List of Famous people born in Canada
Natalie Alyn Lind
Natalie Alyn Lind is an American actress. She is known for her television series appearances, such as her recurring roles as Dana Caldwell in The Goldbergs and Silver St. Cloud in Gotham, and for her starring role as Lauren Strucker in Fox's The Gifted. Since November 2020, she stars as Danielle Sullivan in the ABC series Big Sky.
Vince Coleman
Patrick Vincent Coleman was a train dispatcher for the Canadian Government Railways who was killed in the Halifax Explosion, but not before he sent a message to an incoming passenger train to stop outside the range of the explosion.

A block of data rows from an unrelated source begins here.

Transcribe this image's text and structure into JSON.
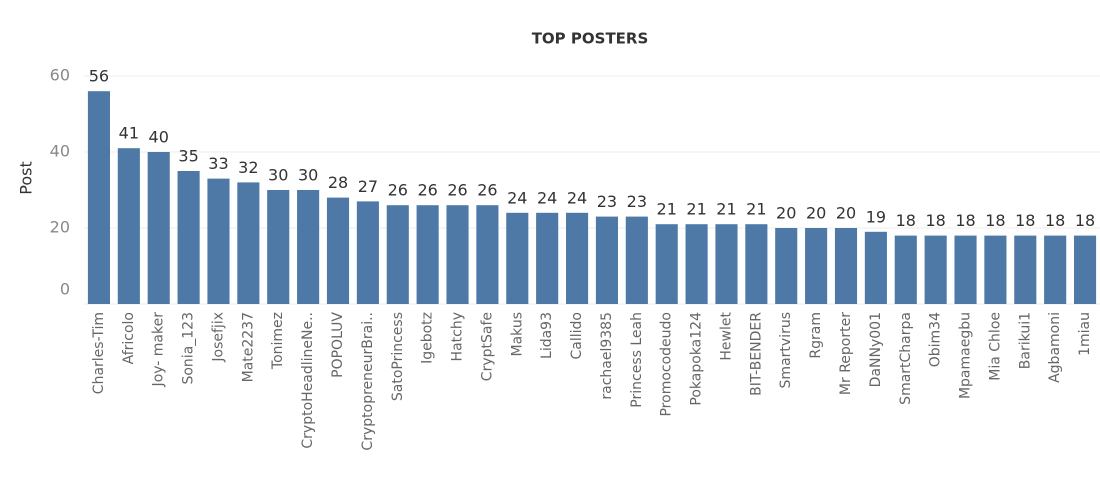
{
  "chart_data": {
    "type": "bar",
    "title": "TOP POSTERS",
    "y_label": "Post",
    "categories": [
      "Charles-Tim",
      "Africolo",
      "Joy- maker",
      "Sonia_123",
      "Josefjix",
      "Mate2237",
      "Tonimez",
      "CryptoHeadlineNe..",
      "POPOLUV",
      "CryptopreneurBrai..",
      "SatoPrincess",
      "Igebotz",
      "Hatchy",
      "CryptSafe",
      "Makus",
      "Lida93",
      "Callido",
      "rachael9385",
      "Princess Leah",
      "Promocodeudo",
      "Pokapoka124",
      "Hewlet",
      "BIT-BENDER",
      "Smartvirus",
      "Rgram",
      "Mr Reporter",
      "DaNNy001",
      "SmartCharpa",
      "Obim34",
      "Mpamaegbu",
      "Mia Chloe",
      "Barikui1",
      "Agbamoni",
      "1miau"
    ],
    "values": [
      56,
      41,
      40,
      35,
      33,
      32,
      30,
      30,
      28,
      27,
      26,
      26,
      26,
      26,
      24,
      24,
      24,
      23,
      23,
      21,
      21,
      21,
      21,
      20,
      20,
      20,
      19,
      18,
      18,
      18,
      18,
      18,
      18,
      18
    ],
    "color": "#4e79a7",
    "ylim": [
      0,
      63
    ],
    "yticks": [
      0,
      20,
      40,
      60
    ],
    "grid": true
  }
}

Today he is remembered as one of the heroic figures from the disaster.
Michael Cera
Michael Austin Cera is a Canadian actor, comedian, producer, singer, and songwriter. He started his career as a child actor, voicing the character of Brother Bear on the children’s television show The Berenstain Bears and portraying a young Chuck Barris in Confessions of a Dangerous Mind (2002). He is known for his role as George Michael Bluth on the sitcom Arrested Development and for his film roles as Evan in Superbad (2007), Paulie Bleeker in Juno (2007), Scott Pilgrim in Scott Pilgrim vs. the World (2010), and a fictional version of himself in This Is the End (2013), as well as the voices of Dick Grayson/Robin in The Lego Batman Movie (2017), Barry in Sausage Party (2016), and Sal Viscuso, the voice behind the announcements in Childrens Hospital.
Jason Kokrak
Jason Kokrak is an American professional golfer who plays on the PGA Tour.
Luguentz Dort
Luguentz “Lu” Dort is a Canadian professional basketball player for the Oklahoma City Thunder of the National Basketball Association (NBA). He played college basketball for the Arizona State Sun Devils. He completed his high school career at the Athlete Institute in Mono, Ontario, where he was rated as high as a five-star recruit and was one of the top high school players in Canada. In his first year with Arizona State, he earned second-team All-Pac-12 Conference honors and was named to the all-defensive team in the Pac-12. He was also voted the conference’s freshman of the year.
Bruce Greenwood
Stuart Bruce Greenwood is a Canadian actor and producer. He is known for his role as the American president John F. Kennedy in Thirteen Days, for which he won the Satellite Award for Best Supporting Actor – Motion Picture, and as Captain Christopher Pike in J. J. Abrams's Star Trek reboot series. He has been nominated for three Canadian Screen Awards, once for Best Actor and twice for Best Supporting Actor. In television, Greenwood starred as Gil Garcetti in The People v. O. J. Simpson: American Crime Story, and has appeared in Mad Men, St. Elsewhere, Knots Landing, and John from Cincinnati. He currently stars as Dr. Randolph Bell in the medical drama The Resident.
Gaëtan Dugas
Gaëtan Dugas was a Québécois Canadian flight attendant and a relatively early HIV patient who once was widely regarded as "Patient Zero," or the primary case for AIDS in the United States.
Sarah McLachlan
Sarah Ann McLachlan is a Canadian singer-songwriter known for her emotional ballads and mezzo-soprano vocal range. As of 2015 she had sold over 40 million albums worldwide. McLachlan's best-selling album to date is Surfacing, for which she won two Grammy Awards and four Juno Awards. In addition to her personal artistic efforts, she founded the Lilith Fair tour, which showcased female musicians on an unprecedented scale. The Lilith Fair concert tours took place from 1997 to 1999, and resumed in the summer of 2010.
Jacques Plante
Joseph Jacques Omer Plante was a Canadian professional ice hockey goaltender. During a career lasting from 1947 to 1975, he was considered to be one of the most important innovators in hockey. He played for the Montreal Canadiens from 1953 to 1963; during his tenure, the team won the Stanley Cup six times, including five consecutive wins. In 2017 Plante was named one of the "100 Greatest NHL Players" in history.
Peter Jennings
Peter Charles Archibald Ewart Jennings was a Canadian-American journalist who served as the sole anchor of ABC World News Tonight from 1983 until his death from lung cancer in 2005. He dropped out of high school, yet he transformed himself into one of American television's most prominent journalists.